Lavinia se paseó por casi todo el pueblo en lo que podría describirse como loor de multitudes, hasta llegar a La Fonda y sentarse con Gaddo a tomar un refresco. Los coches los habían dejado sin necesidad al comienzo de la calle principal (carretera, en realidad) y tan largo recorrido a pie fue lo único que puso de manifiesto la excitación de Lavinia y su convencimiento íntimo de ser ella la protagonista innegable de la ocasión» La gente se hacía la encontradiza y saludaba a los novios; los más ancianos del lugar, sobre todo las más viejitas, levantaban la barbilla sin decir nada o todo lo más «hola»; otros se detenían a dirigirles unas palabras de bienvenida o de felicitación; otros, por fin, miraban mudos, como si hubiera llegado el santo advenimiento. Todos estaban pendientes de los protagonistas de la jornada. En cuanto a Lavinia, se paseó de la mano de Gaddo con aquella indiferencia aparente tan suya, como una reina, con una sonrisa discreta, un poco alelada. Iba guapísima, con la tez muy blanca, estirada, bien entallada, «se hubiera dicho, oye, que le habían crecido las piernas», dijo Tono; «y las tetas», añadió Guillem.

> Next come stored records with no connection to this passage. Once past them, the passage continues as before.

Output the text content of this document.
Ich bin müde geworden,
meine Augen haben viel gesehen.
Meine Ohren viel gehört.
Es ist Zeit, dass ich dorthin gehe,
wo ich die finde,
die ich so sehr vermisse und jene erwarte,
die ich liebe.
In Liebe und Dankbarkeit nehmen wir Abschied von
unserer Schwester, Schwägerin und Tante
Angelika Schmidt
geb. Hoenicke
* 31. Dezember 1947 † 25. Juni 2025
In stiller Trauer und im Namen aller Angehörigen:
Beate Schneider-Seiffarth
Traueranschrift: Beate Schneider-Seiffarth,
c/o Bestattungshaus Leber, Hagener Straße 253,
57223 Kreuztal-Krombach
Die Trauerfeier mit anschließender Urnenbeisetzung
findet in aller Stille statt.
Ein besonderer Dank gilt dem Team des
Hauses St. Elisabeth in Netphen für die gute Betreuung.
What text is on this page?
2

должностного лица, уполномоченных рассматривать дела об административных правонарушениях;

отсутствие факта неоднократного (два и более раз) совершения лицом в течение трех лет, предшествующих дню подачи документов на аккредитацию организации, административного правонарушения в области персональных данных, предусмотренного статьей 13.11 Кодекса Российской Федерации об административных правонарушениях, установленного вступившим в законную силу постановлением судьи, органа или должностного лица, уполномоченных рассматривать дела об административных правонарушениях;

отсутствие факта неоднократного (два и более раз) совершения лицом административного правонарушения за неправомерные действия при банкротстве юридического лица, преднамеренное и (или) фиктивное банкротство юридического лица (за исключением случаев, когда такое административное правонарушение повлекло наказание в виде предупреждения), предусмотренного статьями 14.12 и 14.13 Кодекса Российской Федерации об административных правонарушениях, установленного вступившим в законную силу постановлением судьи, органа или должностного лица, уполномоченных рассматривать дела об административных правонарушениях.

En La Fonda, en seguida se les unieron Luisa, Max, David y Augustus. Con excepción de Luisa, Gaddo los conocía a todos, ya fuera por su celebridad como artistas, en el caso de David, o por habérselos encontrado antes en alguna capital del mundo civilizado. De hecho, Max lo había retratado en más de una ocasión y Augustus era directamente responsable de todo el asunto: él había presentado a los novios en una recepción celebrada en el hotel Pierre de Nueva York con motivo del estreno de su última obra de teatro. Lavinia trabajaba de meritoria en una agencia de relaciones públicas gracias a la recomendación de Max y por pura casualidad había sido enviada al Pierre para realizar tareas pomposamente descritas como de «asistencia a los participantes». Muy pocas personas estaban en el secreto, Beth, Luisa, Max y Dan el sueco, y su instinto de conspiradores les hizo mantener la boca cerrada. Hasta para el viejo Louis Trevor, Lav estaba realizando un curso de posgrado en la Sorbona.